MSB Yaşar Güler, TBMM Plan ve Bütçe Komisyonu'nda yaptığı konuşmada 'Amerikalıların F-35 konusunda, bizim KAAN'ı yapabileceğimizi ve uçtuğunu görünce, biraz düşünceleri de değişti. Onlar şimdi kendileri de F-35'i verebileceklerini ifade ediyorlar. Bu konuda da henüz bir gelişme olmadı. Biz hem üretim payımızın tekrar bize verilmesinde ısrar ediyoruz hem de F-35'i almak için isteğimizi bildirdik' demişti.

Bakan Güler aynı konuşmasında 'F-16 Blok 70 tedariki kapsamında başlangıç ödemesi yapılmıştır. 1,4 milyar dolar yatırdık.
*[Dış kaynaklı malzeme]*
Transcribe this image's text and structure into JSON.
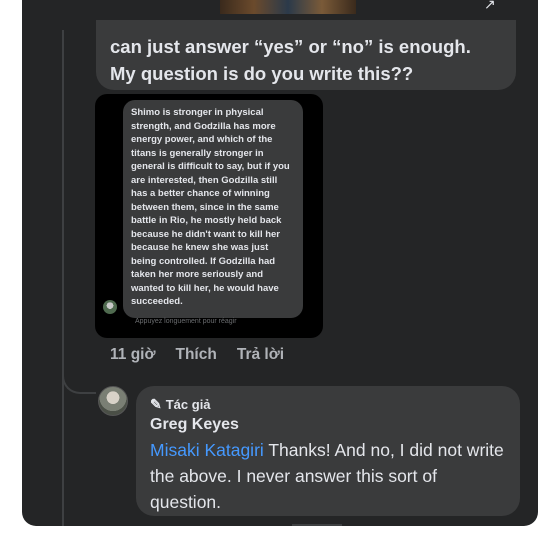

Bununla 40 tane F-16 Blok 70 Viper uçağı alacağız. 79 tane de modernize edecektik, ondan vazgeçtik' konusunun da altını çizmişti.

Bunlara ilaveten İngiliz Kraliyet Hava Kuvvetleri'ne ait bir Eurofighter Typhoon uçağının geçtiğimiz günlerde Ankara’ya gelmesi ve yetkililerin bu uçak üzerinde yaptığı incelemeler ve mezkûr uçağın tedarikine dair uzunca bir süreden bu yana yapılan teknik düzeydeki görüşmeler bir diğer alternatifin daha olduğunu gösteriyor.

O zaman Türkiye’nin dış tedarik boyutunda F16 ve Eurofighter alternatifleri ve projeye geri dönüşe yeşil ışık yakılırsa F35 alternatifi var.

Bu şartlarda üçünü birden tedarik etmek ne kadar anlamlı?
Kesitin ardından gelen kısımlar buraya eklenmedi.